On the other hand, IPFS takes a completely different approach. As its name already says, content-based addressing addresses files based on their content. Imagine if the URL address for the image would be the hash of the image, it wouldn’t be convenient for humans as the URL wouldn’t be readable, and the links would be error-prone. But in our case we would greatly benefit from content-based addressing as we wouldn’t be vulnerable to any domain or directory changes, as long as someone has the original file, the URL can be resolved. Let’s try to check what would an IPFS URL look like. Content identifier (CID) is based on the hash of the file so for simplification, we can think of it just like a hash. A consequence of the CID is that any change in the file’s contents results in a different CID, which means that the file we are addressing with an IPFS URL is immutable.
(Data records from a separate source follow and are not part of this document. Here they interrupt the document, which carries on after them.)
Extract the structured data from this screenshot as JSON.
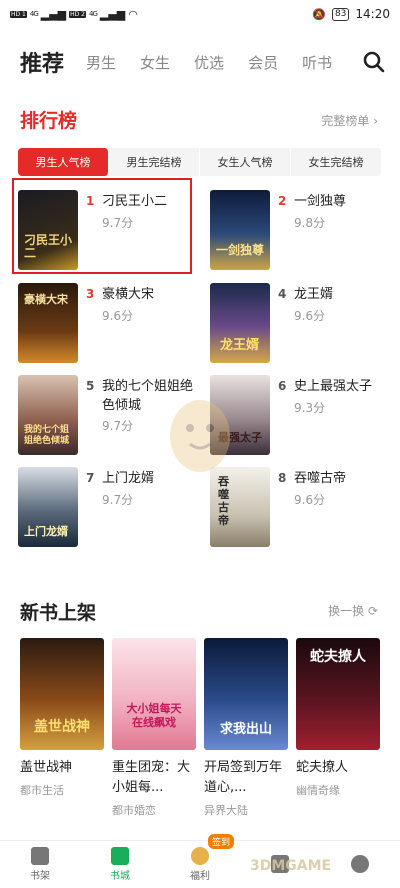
{
  "status_bar": {
    "battery": "83",
    "time": "14:20",
    "hd1": "HD 1",
    "hd2": "HD 2",
    "net1": "4G",
    "net2": "4G"
  },
  "top_tabs": {
    "active": "推荐",
    "items": [
      "男生",
      "女生",
      "优选",
      "会员",
      "听书"
    ]
  },
  "ranking": {
    "title": "排行榜",
    "more": "完整榜单",
    "tabs": [
      "男生人气榜",
      "男生完结榜",
      "女生人气榜",
      "女生完结榜"
    ],
    "items": [
      {
        "rank": "1",
        "name": "刁民王小二",
        "score": "9.7分",
        "cover_text": "刁民王小二"
      },
      {
        "rank": "2",
        "name": "一剑独尊",
        "score": "9.8分",
        "cover_text": "一剑独尊"
      },
      {
        "rank": "3",
        "name": "豪横大宋",
        "score": "9.6分",
        "cover_text": "豪横大宋"
      },
      {
        "rank": "4",
        "name": "龙王婿",
        "score": "9.6分",
        "cover_text": "龙王婿"
      },
      {
        "rank": "5",
        "name": "我的七个姐姐绝色倾城",
        "score": "9.7分",
        "cover_text": "我的七个姐姐绝色倾城"
      },
      {
        "rank": "6",
        "name": "史上最强太子",
        "score": "9.3分",
        "cover_text": "最强太子"
      },
      {
        "rank": "7",
        "name": "上门龙婿",
        "score": "9.7分",
        "cover_text": "上门龙婿"
      },
      {
        "rank": "8",
        "name": "吞噬古帝",
        "score": "9.6分",
        "cover_text": "吞噬古帝"
      }
    ]
  },
  "new_books": {
    "title": "新书上架",
    "more": "换一换",
    "items": [
      {
        "name": "盖世战神",
        "category": "都市生活",
        "cover_text": "盖世战神"
      },
      {
        "name": "重生团宠：大小姐每...",
        "category": "都市婚恋",
        "cover_text": "大小姐每天在线飙戏"
      },
      {
        "name": "开局签到万年道心,...",
        "category": "异界大陆",
        "cover_text": "求我出山"
      },
      {
        "name": "蛇夫撩人",
        "category": "幽情奇缘",
        "cover_text": "蛇夫撩人"
      }
    ]
  },
  "bottom_nav": {
    "items": [
      "书架",
      "书城",
      "福利",
      "",
      ""
    ],
    "badge": "签到",
    "watermark": "3DMGAME"
  },
  "colors": {
    "accent_red": "#e52a2a",
    "active_green": "#1aad5b"
  }
}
The file itself can be updated, but that would also update the CID so the original IPFS URL will point to the old version of the file. This is a great property for our use case, with IPFS CIDs we get addressing that preserves the integrity of the content.
As IPFS is also a distributed file system, multiple peers in the network can host the same file, as the CID of the file would be the same there wouldn’t be any integrity violations. Multiple peers hosting the same file would only help others retrieve the file. If we try to retrieve the file from the peer that doesn’t have a file with that CID locally present, the peer will query neighboring peers if they have a file with that CID - this query propagates through the network until the file is found. A consequence of a peer-to-peer system is that the query for a file can take a long time to resolve as we need to propagate through the network until we find a peer that hosts this file.
Ok, now we know how to immutably address the metadata, but did we solve the issue if the original author stops hosting metadata? At least one peer in the IPFS still needs to host this file if we want NFT to work properly? True, at least one peer needs to host metadata for NFT to function, but now we at least have the ability to host data ourselves which is surprisingly easy as multiple cloud services offer us IPFS storage service - some of them even have free tiers that are more than sufficient to accommodate the storage of NFT metadata. This property comes from the fact that the metadata is not hosted by some server behind a domain, rather it’s hosted on IPFS, any IPFS peer should be able to find this file if at least one peer in the network hosts it.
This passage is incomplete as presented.